Times of Israel bu gelişmeyi 'Likud bakanı partinin 'değişime ihtiyacı olduğunu' söyleyerek Netanyahu'ya karşı aday olmayı planladığını söyledi' başlığı ile okurlarına duyurdu.
İsrailli bakan pazar günü bütçe görüşmelerine katılmamış bu hamle 'isyanın ilk kıvılcımı' olarak yorumlanmıştı. Çıkan haberlerin ardından Barkat şunları söyledi;
'Art niyetli siyasi yetkililerle işbirliği yapmayı düşünmüyorum. Çözüleceğine inandığım bütçe konusuyla ilgili mesleki eleştirilerim olduğu bir sır değil.'
Birleşmiş Milletler (BM) İnsani İşlerden Sorumlu Genel Sekreter Yardımcısı Martin Griffiths, “Gazze’de hiçbir yer güvenli değil. Hastaneler değil, barınaklar değil, mülteci kampları değil. Kimse güvende değil. Çocuklar değil. Sağlık çalışanları değil. İnsanlar değil” dedi.

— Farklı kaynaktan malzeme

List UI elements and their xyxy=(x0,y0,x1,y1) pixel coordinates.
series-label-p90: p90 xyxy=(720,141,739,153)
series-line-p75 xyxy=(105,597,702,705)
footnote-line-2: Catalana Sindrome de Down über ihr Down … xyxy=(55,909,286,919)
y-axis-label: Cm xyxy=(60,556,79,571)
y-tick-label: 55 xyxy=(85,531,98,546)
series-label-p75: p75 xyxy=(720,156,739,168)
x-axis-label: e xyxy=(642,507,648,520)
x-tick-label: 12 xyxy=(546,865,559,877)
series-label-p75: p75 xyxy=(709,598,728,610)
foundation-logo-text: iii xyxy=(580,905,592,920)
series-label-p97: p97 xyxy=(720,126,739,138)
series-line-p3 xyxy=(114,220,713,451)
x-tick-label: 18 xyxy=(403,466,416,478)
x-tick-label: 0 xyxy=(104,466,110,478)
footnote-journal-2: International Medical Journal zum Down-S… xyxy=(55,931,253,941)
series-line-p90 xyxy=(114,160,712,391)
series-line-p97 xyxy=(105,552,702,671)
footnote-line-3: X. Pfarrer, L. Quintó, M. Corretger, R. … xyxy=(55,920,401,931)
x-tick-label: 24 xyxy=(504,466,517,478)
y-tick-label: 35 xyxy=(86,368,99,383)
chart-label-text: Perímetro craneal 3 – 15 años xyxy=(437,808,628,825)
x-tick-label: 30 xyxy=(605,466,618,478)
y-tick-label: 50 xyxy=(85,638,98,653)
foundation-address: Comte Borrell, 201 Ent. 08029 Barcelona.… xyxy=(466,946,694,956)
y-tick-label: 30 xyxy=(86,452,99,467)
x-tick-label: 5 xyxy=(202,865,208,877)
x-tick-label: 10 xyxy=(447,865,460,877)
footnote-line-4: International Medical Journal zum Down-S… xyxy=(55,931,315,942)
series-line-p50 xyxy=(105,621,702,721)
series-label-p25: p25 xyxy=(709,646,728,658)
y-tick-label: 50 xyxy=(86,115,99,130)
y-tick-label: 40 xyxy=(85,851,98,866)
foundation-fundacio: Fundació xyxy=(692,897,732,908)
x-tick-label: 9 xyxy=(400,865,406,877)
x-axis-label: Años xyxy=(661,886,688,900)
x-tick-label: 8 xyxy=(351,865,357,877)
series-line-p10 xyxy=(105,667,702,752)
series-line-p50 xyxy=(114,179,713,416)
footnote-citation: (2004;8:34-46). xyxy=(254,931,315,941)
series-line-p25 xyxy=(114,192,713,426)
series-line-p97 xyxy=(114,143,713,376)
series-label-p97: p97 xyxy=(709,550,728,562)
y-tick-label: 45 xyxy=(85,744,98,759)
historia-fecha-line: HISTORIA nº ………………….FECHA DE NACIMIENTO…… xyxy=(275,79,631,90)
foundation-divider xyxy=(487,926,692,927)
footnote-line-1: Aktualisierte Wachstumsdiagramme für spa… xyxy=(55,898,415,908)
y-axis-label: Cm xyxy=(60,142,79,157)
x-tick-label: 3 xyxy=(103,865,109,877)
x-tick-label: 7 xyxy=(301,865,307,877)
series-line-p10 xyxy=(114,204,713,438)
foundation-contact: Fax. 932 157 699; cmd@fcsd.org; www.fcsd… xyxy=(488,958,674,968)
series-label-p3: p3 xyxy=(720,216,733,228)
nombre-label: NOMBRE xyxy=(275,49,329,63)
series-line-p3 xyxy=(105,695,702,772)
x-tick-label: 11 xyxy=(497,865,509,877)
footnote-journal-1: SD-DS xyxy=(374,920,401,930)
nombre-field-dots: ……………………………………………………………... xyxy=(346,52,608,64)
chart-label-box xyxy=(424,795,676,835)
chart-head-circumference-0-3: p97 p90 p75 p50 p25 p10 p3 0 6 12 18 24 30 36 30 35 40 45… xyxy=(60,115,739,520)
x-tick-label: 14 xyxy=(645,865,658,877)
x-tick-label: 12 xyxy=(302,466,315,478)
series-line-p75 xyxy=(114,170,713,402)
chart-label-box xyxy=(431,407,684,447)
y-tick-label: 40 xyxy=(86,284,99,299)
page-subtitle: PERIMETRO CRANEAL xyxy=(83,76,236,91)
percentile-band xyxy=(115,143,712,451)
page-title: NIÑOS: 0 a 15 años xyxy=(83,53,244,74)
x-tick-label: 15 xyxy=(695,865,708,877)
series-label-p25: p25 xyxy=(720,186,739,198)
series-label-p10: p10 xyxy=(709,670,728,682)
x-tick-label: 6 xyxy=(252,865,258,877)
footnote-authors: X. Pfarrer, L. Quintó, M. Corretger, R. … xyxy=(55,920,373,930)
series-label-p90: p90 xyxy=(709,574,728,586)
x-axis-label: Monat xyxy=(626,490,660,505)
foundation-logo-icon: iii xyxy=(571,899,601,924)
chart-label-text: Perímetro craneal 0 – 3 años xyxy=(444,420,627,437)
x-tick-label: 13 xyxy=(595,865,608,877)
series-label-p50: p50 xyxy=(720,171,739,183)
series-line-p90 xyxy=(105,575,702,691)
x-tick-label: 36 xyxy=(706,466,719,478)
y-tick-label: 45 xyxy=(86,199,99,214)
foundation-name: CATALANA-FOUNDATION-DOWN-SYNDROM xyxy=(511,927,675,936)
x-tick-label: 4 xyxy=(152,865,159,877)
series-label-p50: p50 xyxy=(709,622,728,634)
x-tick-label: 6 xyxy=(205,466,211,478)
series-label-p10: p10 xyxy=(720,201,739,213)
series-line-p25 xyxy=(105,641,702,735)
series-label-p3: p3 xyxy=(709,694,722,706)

İran'ın Birleşmiş Milletler Elçisi Amir Saeid Iravani, Tahran'ın ABD askeri kuvvetlerine karşı herhangi bir eylem veya saldırıya karışmadığını belirtti. Tasnim haber ajansının haberine göre Iravani'nin yorumları, Yemen'deki İran destekli Husi hareketinin Pazar günü Kızıldeniz'de İsrail bağlantılı gemilere yönelik bir dizi saldırı başlatmasının ardından geldi.
İsrail ordusu Gazze'deki savaşta 3 askerinin daha hayatını kaybettiğini duyurdu. İsrail basını kara saldırısında ölen İsrail askeri sayısının 78'e yükseldiğini duyurdu.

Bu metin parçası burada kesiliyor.